Nevertheless, there are areas much in need of improvement.

Interestingly, three of the top shipping lines can provide quotes in under 24 hours, whereas digital forwarders are “shockingly not nearly as advanced, when it comes to selling freight services to customers that just ‘walk in off the street’ to their website,” Mr Buchman said.

Furthermore, in LCL at least, there is a lack of transparency and large range in pricing. The Freightos survey showed a shipment from Shenzhen to Pennsylvania attracted quotes with a 192% range in pricing.

“There’s very few industries where you go to the top 20 companies and get that wide range of pricing,” Mr Buchman noted.

As a result, he said, forwarders could improve services by “democratising pricing” and focusing on value over price-secrecy, as customers could easily shop around to see how their quote compares in the market.

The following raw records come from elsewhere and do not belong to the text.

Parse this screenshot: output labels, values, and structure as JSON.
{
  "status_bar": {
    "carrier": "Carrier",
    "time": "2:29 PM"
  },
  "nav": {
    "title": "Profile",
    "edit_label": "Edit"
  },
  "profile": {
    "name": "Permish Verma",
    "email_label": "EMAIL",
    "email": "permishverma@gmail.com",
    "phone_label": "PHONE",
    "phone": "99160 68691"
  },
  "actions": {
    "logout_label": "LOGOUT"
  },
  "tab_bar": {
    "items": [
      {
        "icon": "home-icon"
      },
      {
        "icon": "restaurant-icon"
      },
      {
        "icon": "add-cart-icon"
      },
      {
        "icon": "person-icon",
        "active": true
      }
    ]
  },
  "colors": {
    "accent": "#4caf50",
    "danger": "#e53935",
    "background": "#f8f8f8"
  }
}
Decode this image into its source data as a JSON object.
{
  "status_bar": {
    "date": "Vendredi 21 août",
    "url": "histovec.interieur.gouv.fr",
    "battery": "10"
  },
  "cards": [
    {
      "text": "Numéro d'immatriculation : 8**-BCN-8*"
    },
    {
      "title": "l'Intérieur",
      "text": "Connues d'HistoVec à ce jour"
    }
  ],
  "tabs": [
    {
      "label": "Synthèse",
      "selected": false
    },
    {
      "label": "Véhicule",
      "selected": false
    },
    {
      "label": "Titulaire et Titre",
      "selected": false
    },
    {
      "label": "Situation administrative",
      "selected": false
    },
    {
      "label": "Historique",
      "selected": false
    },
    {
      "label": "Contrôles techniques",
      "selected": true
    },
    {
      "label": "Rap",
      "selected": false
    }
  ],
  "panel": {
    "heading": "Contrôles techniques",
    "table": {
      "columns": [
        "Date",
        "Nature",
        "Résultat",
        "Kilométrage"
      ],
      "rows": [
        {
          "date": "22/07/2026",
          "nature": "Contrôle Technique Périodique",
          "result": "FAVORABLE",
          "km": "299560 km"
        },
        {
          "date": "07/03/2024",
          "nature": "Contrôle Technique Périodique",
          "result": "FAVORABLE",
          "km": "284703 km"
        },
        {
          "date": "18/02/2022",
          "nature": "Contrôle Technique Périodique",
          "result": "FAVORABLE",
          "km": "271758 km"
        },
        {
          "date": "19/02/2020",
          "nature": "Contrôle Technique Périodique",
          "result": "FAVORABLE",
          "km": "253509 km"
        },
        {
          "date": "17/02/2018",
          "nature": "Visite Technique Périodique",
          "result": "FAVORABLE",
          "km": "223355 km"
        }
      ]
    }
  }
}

Meanwhile, with freight forwarders like Kuehne + Nagel having offered online freight bookings for five or six years, Mr Buchman  said companies acting now couldn’t say they were the most innovative.

“There are companies getting serious return on investment, so the bad news is your first-mover edge is over.”

However, there’s also an opportunity for smaller players to use the current wave of digital adoption to their advantage, even if they weren’t a first-mover.

“I think this is this is a golden period,” said Mr Buchman. “I look at the Freightos marketplace and see there are some small companies outselling some of the top ten forwarders in the world, because they’re using the right internal capabilities to digitise and scale.

“Five years ago, a forwarder would have to invest $150,000, or even $1.5m to build their own internal system, whereas now they can ‘throw a rock’ and hit five or six different platforms that can help them digitise customer service, pricing, or track and trace.

“Suddenly, the ability to shift your organisation really quickly becomes a huge asset – you can get your company onto a new platform much faster than a top 10 or 20 company can.”